Dig deep to pay for schools

The province will be making announcements about new school projects in the next few days, Education Minister Thomas Lukaszuk told Alberta teachers at a pre-election forum Saturday.

He added a new method of paying for the approximately 400 new schools needed to house the province's exploding student population over the next decade is also in the works.

"Under the current financial model of paying cash, we only get to build a fraction of the schools that we need to build," Lukaszuk said during an all-party event sponsored by the Alberta Teachers' Association at Barnett House, the ATA's headquarters.

Lukaszuk said only five to seven new schools can be built annually under the current education budget, which itself is increasing by about 3.5 per cent every year. The Treasury Board and Alberta Education are considering various ways to raise money.

But talk of borrowing money to build schools didn't go down well with Vitor Marciano, a Senate candidate representing the Wildrose party at the forum.

"The fact we should go back into debt to build schools belies the fact that in many ways we are the richest jurisdiction in the world, and if we were able to properly manage our affairs there should be enough money to build an appropriate number of schools."

Marciano said the Tories hold out "the promise of a school" to garner support with voters, and he said a Wildrose government would establish a formula for school approvals.

"Building decisions are hideously politicized in this province. No cabinet or political party should decide whether your kids need a school," Marciano said.

But Lukaszuk said later, "The largest number of schools now being built are in Airdrie, which is a Wildrose constituency. There are only three criteria that we go on, enrolment, capacity of the area, structural soundness of the existing schools, and health and safety."

And he slammed the Wildrose party's aversion to borrowing.

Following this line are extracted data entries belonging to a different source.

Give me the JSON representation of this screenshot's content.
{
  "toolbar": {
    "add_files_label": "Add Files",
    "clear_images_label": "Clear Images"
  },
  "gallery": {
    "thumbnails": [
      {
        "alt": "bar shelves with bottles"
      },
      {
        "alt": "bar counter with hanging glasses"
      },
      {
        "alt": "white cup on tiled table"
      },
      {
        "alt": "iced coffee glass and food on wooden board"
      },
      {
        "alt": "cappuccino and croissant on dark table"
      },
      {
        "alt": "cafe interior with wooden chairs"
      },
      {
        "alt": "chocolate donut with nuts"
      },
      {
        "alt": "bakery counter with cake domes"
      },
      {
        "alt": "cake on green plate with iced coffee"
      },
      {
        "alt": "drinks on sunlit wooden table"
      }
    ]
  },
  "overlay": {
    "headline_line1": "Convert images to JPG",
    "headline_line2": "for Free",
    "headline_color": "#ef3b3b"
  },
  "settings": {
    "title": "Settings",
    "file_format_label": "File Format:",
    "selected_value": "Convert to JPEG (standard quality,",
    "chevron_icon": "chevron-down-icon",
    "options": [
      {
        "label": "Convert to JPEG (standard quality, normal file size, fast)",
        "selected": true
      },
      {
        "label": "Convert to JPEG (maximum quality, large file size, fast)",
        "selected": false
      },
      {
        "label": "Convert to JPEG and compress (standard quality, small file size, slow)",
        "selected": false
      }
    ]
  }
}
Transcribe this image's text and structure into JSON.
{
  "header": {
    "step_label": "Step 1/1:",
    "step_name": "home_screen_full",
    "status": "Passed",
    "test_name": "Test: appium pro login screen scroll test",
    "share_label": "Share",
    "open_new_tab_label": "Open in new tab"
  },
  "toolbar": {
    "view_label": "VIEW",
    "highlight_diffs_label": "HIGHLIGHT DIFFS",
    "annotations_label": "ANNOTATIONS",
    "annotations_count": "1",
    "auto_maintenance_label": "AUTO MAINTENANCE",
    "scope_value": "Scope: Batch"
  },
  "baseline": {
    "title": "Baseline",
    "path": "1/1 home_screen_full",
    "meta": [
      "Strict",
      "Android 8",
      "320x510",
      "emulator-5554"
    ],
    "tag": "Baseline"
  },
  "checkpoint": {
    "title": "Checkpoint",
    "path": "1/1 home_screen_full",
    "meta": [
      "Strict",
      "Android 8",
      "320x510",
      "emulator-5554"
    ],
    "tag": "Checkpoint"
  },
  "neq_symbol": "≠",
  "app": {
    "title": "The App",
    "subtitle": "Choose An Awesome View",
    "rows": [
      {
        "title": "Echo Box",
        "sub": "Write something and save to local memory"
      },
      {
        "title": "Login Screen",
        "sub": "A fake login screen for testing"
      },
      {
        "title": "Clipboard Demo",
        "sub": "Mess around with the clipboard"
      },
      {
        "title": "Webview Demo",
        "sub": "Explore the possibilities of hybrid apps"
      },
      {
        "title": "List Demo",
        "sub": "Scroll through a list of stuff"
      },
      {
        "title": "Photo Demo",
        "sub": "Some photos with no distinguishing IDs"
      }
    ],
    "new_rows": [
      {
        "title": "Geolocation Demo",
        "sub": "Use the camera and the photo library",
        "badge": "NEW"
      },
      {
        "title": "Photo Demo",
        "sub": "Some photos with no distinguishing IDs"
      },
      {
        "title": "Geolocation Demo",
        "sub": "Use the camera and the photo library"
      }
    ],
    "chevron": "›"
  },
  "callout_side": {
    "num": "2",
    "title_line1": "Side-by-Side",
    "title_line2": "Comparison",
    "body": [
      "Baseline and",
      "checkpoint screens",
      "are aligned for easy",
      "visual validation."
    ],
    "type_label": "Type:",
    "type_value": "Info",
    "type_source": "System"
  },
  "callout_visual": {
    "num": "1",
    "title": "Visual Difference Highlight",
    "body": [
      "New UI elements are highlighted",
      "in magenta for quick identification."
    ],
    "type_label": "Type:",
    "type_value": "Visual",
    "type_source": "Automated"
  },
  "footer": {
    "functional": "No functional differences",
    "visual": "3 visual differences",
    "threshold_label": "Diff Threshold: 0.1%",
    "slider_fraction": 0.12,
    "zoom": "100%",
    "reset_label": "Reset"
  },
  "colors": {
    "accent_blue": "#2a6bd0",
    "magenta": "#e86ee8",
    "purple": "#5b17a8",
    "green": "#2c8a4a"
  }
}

"If you are going to build that many new schools with the current budget (without additional funding), that means some other programs are going to go away," he said.

"I don't believe in this false type of mathematics, I believe in being open. We will be looking at a variety of vehicles, either external or internal, to make sure kids today get the schools they need."

Edmonton-Strathcona NDP MLA Rachel Notley said decisions about where to build new schools must be "entirely transparent," and recent stories about possible political interference in the process "makes Albertans lack trust in the process."

Earlier this month, northern Alberta Progressive Conservative MLA Hector Goudreau had to resign as chairman of a government committee after a letter he wrote to the Holy Family Catholic School District indicating criticism of the government could cost the board a new school was made public.

Notley also said using the public private partnership (P3) model for building new schools "is a failed model that can't accommodate a changing community."

A spring election is expected to be called as early as next week, sending voters to the polls in late April. Saturday's all-party forum highlighted a potential lightning rod for teachers and three of the official opposition party representatives: Private schools funded by the province.

Alberta gives 70 per cent of the base student funding to such schools compared with 100 per cent for public schools.

"Public tax dollars must be for public education," said Alberta Liberal Leader Raj Sherman to applause, who added the province gives those schools $192 million a year.

" 'Choice' is code for privatization, the same as in health care," he said.

Lukaszuk insisted that public schools are superior to private schools, which is why 95 per cent of parents send their kids to public schools.

"Our public education system is superior to any private education offered anywhere in the world, and parents know that," he said.

"Private schools make public education look good."

The comments appalled the Alberta Party's Sue Huff, who wondered why the province was funding private schools if they were inferior.

"I am stunned a minister of education would say it is OK for some parents to choose crappy education for their children."

Lukaszuk insisted the parents who send their kids to private schools also pay property taxes so deserve some education support.

Marciano agreed with Lukaszuk: "We think this is an issue of choice. Private and public are different, I am not going to say one is superior than the other, and for the small number of parents who send their kids to the private system, that keeps pressure on the public system to keep it excellent."